B-PAC Reasoning: Safety & Efficiency

Updated 6 February 2026

B-PAC reasoning is an online decision-making framework that combines inverse propensity scoring, betting martingales, and anytime-valid PAC guarantees to ensure safety and efficiency.
It dynamically adjusts the use of high-cost models based on a statistical betting process that monitors uncertainty via thresholding to control risk.
Empirical results demonstrate that B-PAC meets stringent performance guarantees and substantially reduces expensive model invocations in non-stationary environments.

Betting Probably Approximately Correct (B-PAC) reasoning refers to a class of online decision-making frameworks that certify performance to within a user-specified tolerance (ε) with high probability (1−α), while optimally minimizing the invocation of an expensive, high-accuracy “thinking model.” The B-PAC paradigm integrates sequential importance sampling, statistical betting martingales, and anytime-valid PAC (Probably Approximately Correct) guarantees.
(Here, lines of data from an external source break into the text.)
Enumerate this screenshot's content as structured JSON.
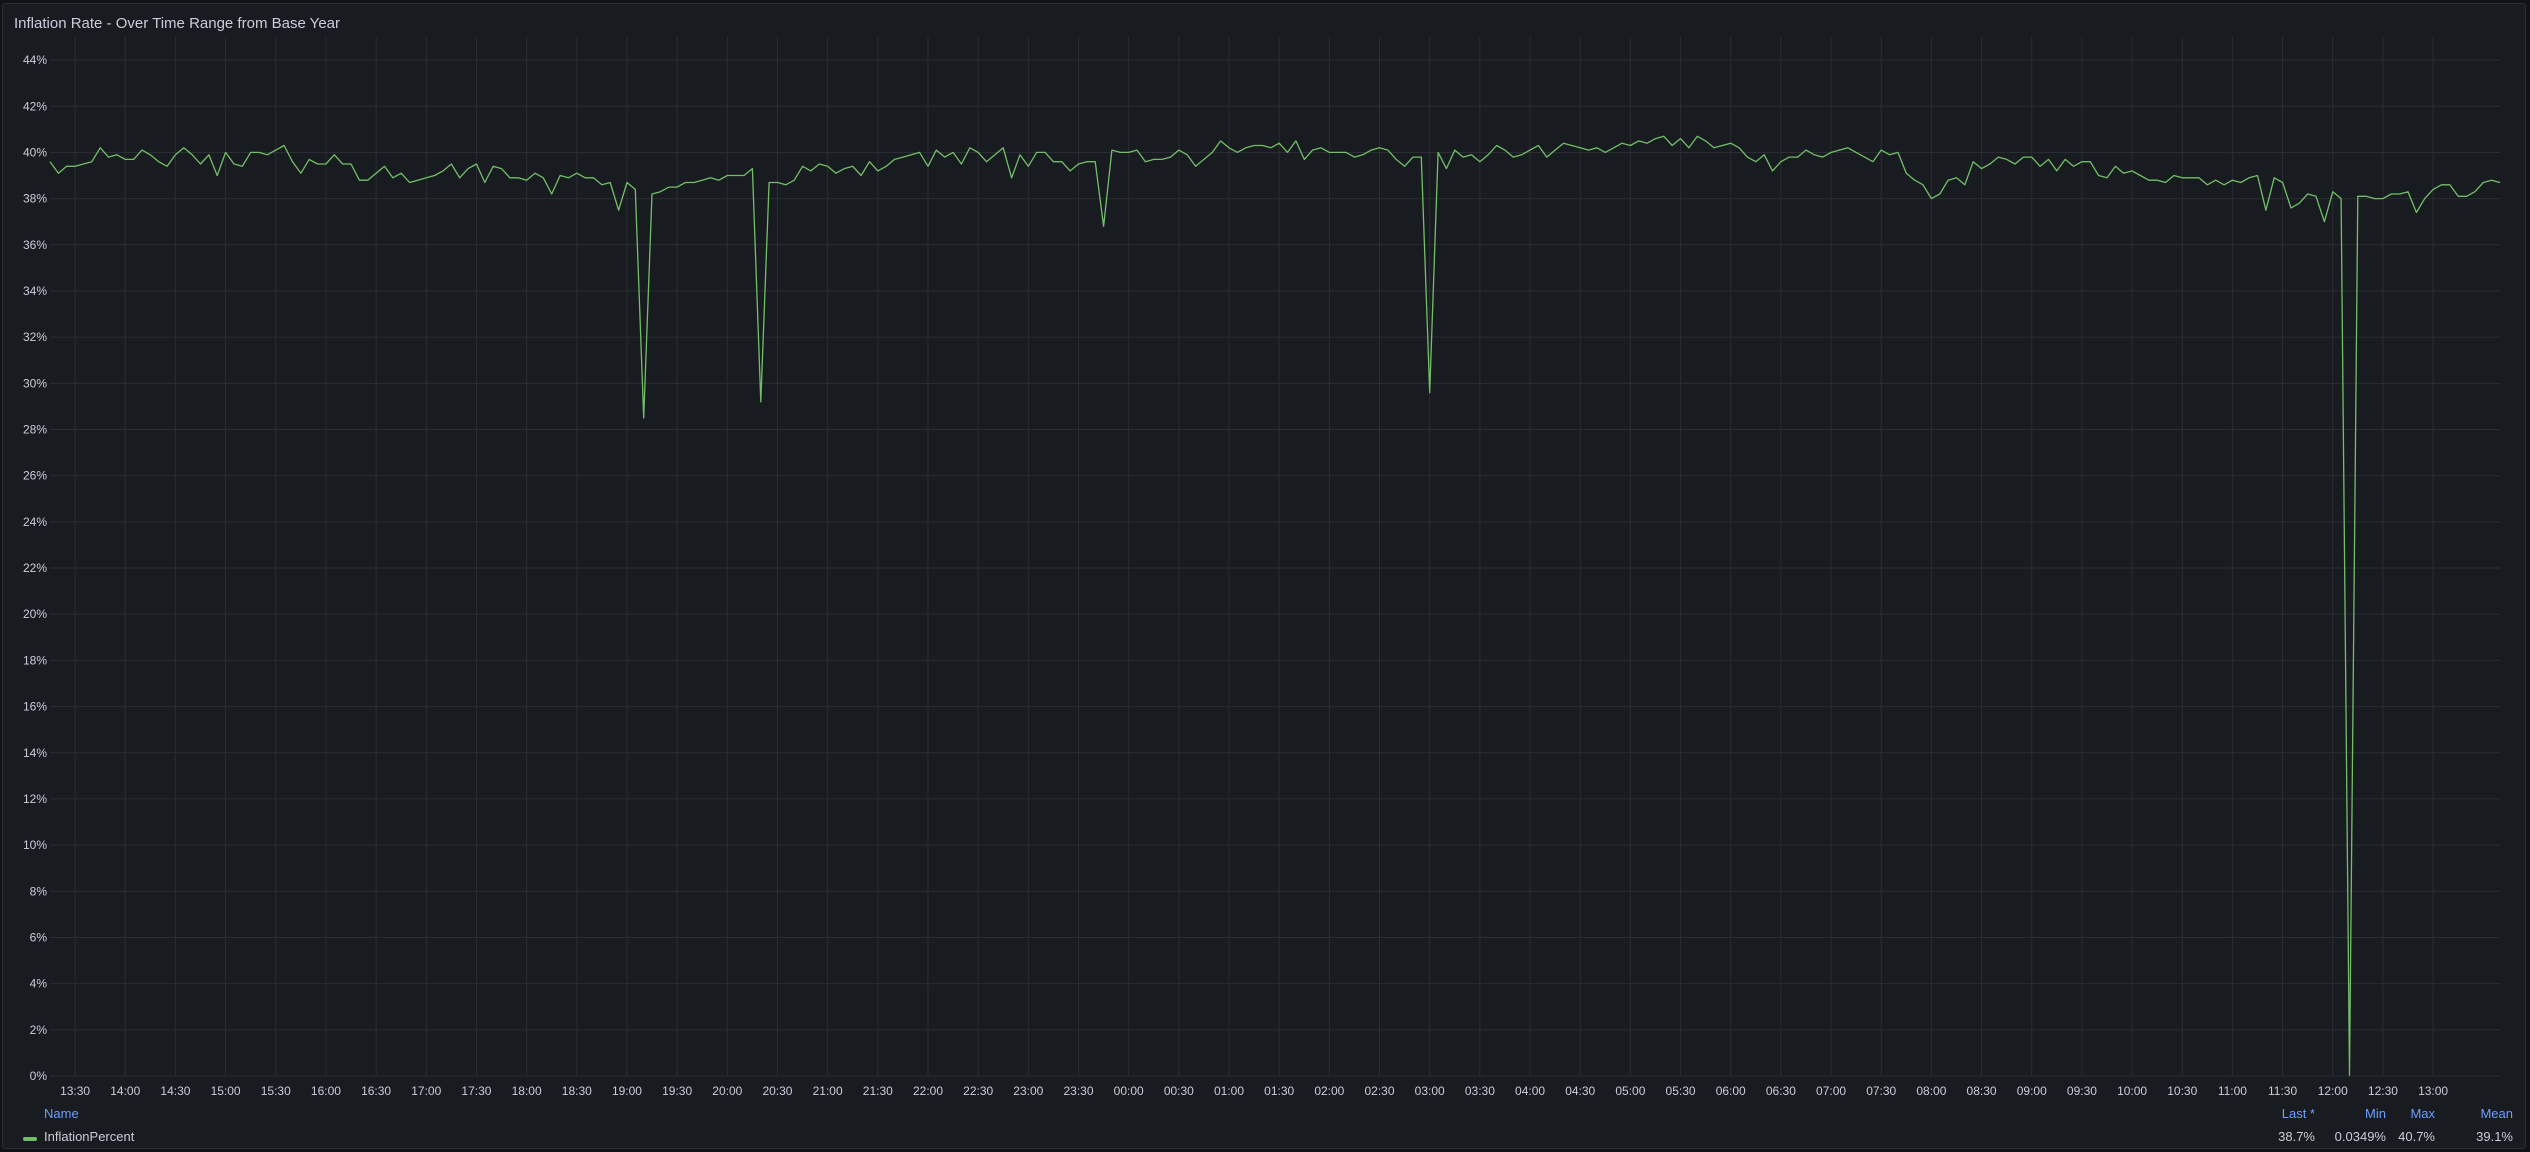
{
  "panel": {
    "title": "Inflation Rate - Over Time Range from Base Year"
  },
  "legend": {
    "headers": {
      "name": "Name",
      "last": "Last *",
      "min": "Min",
      "max": "Max",
      "mean": "Mean"
    },
    "series": [
      {
        "name": "InflationPercent",
        "color": "#73bf69",
        "last": "38.7%",
        "min": "0.0349%",
        "max": "40.7%",
        "mean": "39.1%"
      }
    ]
  },
  "chart_data": {
    "type": "line",
    "title": "Inflation Rate - Over Time Range from Base Year",
    "xlabel": "",
    "ylabel": "",
    "x_start": "13:15",
    "x_end": "13:00 (next day)",
    "x_step_minutes": 5,
    "x_ticks": [
      "13:30",
      "14:00",
      "14:30",
      "15:00",
      "15:30",
      "16:00",
      "16:30",
      "17:00",
      "17:30",
      "18:00",
      "18:30",
      "19:00",
      "19:30",
      "20:00",
      "20:30",
      "21:00",
      "21:30",
      "22:00",
      "22:30",
      "23:00",
      "23:30",
      "00:00",
      "00:30",
      "01:00",
      "01:30",
      "02:00",
      "02:30",
      "03:00",
      "03:30",
      "04:00",
      "04:30",
      "05:00",
      "05:30",
      "06:00",
      "06:30",
      "07:00",
      "07:30",
      "08:00",
      "08:30",
      "09:00",
      "09:30",
      "10:00",
      "10:30",
      "11:00",
      "11:30",
      "12:00",
      "12:30",
      "13:00"
    ],
    "y_ticks": [
      "0%",
      "2%",
      "4%",
      "6%",
      "8%",
      "10%",
      "12%",
      "14%",
      "16%",
      "18%",
      "20%",
      "22%",
      "24%",
      "26%",
      "28%",
      "30%",
      "32%",
      "34%",
      "36%",
      "38%",
      "40%",
      "42%",
      "44%"
    ],
    "ylim": [
      0,
      45
    ],
    "grid": true,
    "legend_placement": "bottom",
    "series": [
      {
        "name": "InflationPercent",
        "color": "#73bf69",
        "values": [
          39.6,
          39.1,
          39.4,
          39.4,
          39.5,
          39.6,
          40.2,
          39.8,
          39.9,
          39.7,
          39.7,
          40.1,
          39.9,
          39.6,
          39.4,
          39.9,
          40.2,
          39.9,
          39.5,
          39.9,
          39.0,
          40.0,
          39.5,
          39.4,
          40.0,
          40.0,
          39.9,
          40.1,
          40.3,
          39.6,
          39.1,
          39.7,
          39.5,
          39.5,
          39.9,
          39.5,
          39.5,
          38.8,
          38.8,
          39.1,
          39.4,
          38.9,
          39.1,
          38.7,
          38.8,
          38.9,
          39.0,
          39.2,
          39.5,
          38.9,
          39.3,
          39.5,
          38.7,
          39.4,
          39.3,
          38.9,
          38.9,
          38.8,
          39.1,
          38.9,
          38.2,
          39.0,
          38.9,
          39.1,
          38.9,
          38.9,
          38.6,
          38.7,
          37.5,
          38.7,
          38.4,
          28.5,
          38.2,
          38.3,
          38.5,
          38.5,
          38.7,
          38.7,
          38.8,
          38.9,
          38.8,
          39.0,
          39.0,
          39.0,
          39.3,
          29.2,
          38.7,
          38.7,
          38.6,
          38.8,
          39.4,
          39.2,
          39.5,
          39.4,
          39.1,
          39.3,
          39.4,
          39.0,
          39.6,
          39.2,
          39.4,
          39.7,
          39.8,
          39.9,
          40.0,
          39.4,
          40.1,
          39.8,
          40.0,
          39.5,
          40.2,
          40.0,
          39.6,
          39.9,
          40.2,
          38.9,
          39.9,
          39.4,
          40.0,
          40.0,
          39.6,
          39.6,
          39.2,
          39.5,
          39.6,
          39.6,
          36.8,
          40.1,
          40.0,
          40.0,
          40.1,
          39.6,
          39.7,
          39.7,
          39.8,
          40.1,
          39.9,
          39.4,
          39.7,
          40.0,
          40.5,
          40.2,
          40.0,
          40.2,
          40.3,
          40.3,
          40.2,
          40.4,
          40.0,
          40.5,
          39.7,
          40.1,
          40.2,
          40.0,
          40.0,
          40.0,
          39.8,
          39.9,
          40.1,
          40.2,
          40.1,
          39.7,
          39.4,
          39.8,
          39.8,
          29.6,
          40.0,
          39.3,
          40.1,
          39.8,
          39.9,
          39.6,
          39.9,
          40.3,
          40.1,
          39.8,
          39.9,
          40.1,
          40.3,
          39.8,
          40.1,
          40.4,
          40.3,
          40.2,
          40.1,
          40.2,
          40.0,
          40.2,
          40.4,
          40.3,
          40.5,
          40.4,
          40.6,
          40.7,
          40.3,
          40.6,
          40.2,
          40.7,
          40.5,
          40.2,
          40.3,
          40.4,
          40.2,
          39.8,
          39.6,
          39.9,
          39.2,
          39.6,
          39.8,
          39.8,
          40.1,
          39.9,
          39.8,
          40.0,
          40.1,
          40.2,
          40.0,
          39.8,
          39.6,
          40.1,
          39.9,
          40.0,
          39.1,
          38.8,
          38.6,
          38.0,
          38.2,
          38.8,
          38.9,
          38.6,
          39.6,
          39.3,
          39.5,
          39.8,
          39.7,
          39.5,
          39.8,
          39.8,
          39.4,
          39.7,
          39.2,
          39.7,
          39.4,
          39.6,
          39.6,
          39.0,
          38.9,
          39.4,
          39.1,
          39.2,
          39.0,
          38.8,
          38.8,
          38.7,
          39.0,
          38.9,
          38.9,
          38.9,
          38.6,
          38.8,
          38.6,
          38.8,
          38.7,
          38.9,
          39.0,
          37.5,
          38.9,
          38.7,
          37.6,
          37.8,
          38.2,
          38.1,
          37.0,
          38.3,
          38.0,
          0.0349,
          38.1,
          38.1,
          38.0,
          38.0,
          38.2,
          38.2,
          38.3,
          37.4,
          38.0,
          38.4,
          38.6,
          38.6,
          38.1,
          38.1,
          38.3,
          38.7,
          38.8,
          38.7
        ]
      }
    ]
  }
}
It addresses scenarios where only partial feedback on errors is available and the system must remain robust to non-stationary query streams, yielding practical and theoretically-sound online reasoning mechanisms for large reasoning models and boundedly rational agents (Yu et al., 30 Jan 2026, Oesterheld et al., 2023).

1. Problem Setting: Online Reasoning under Partial Feedback

B-PAC reasoning is motivated by the deployment of two black-box models: a high-accuracy, high-cost “thinking model” $f:\mathcal{X}\to\mathcal{Y}$ , and a low-cost, lower-accuracy “non-thinking model” $f':\mathcal{X}\to\mathcal{Y}$ . For each time $t$ , a query $X_t$ is drawn from a possibly non-stationary stream. The output $f(X_t)$ is available only when the expensive model is invoked. The decision $f_t(X_t)\in\{f'(X_t),f(X_t)\}$ is determined online by a composite policy.

Crucially, the true response $Y_t$ is never directly observed; performance loss is measured relative to $f(X_t)$ as $\ell(f_t(X),f(X)) \in [0,1]$ , where $\ell$ is a loss function. The population risk at time $t$ under a thresholding policy is defined as

$R_t(f_t) = \mathbb{E}_X[\ell(f_t(X), f(X))].$

The key objective is to guarantee, with high probability $\geq 1-\alpha$ , that $R_t(f_t) < \epsilon$ for all $t$ while minimizing invocations of the expensive model.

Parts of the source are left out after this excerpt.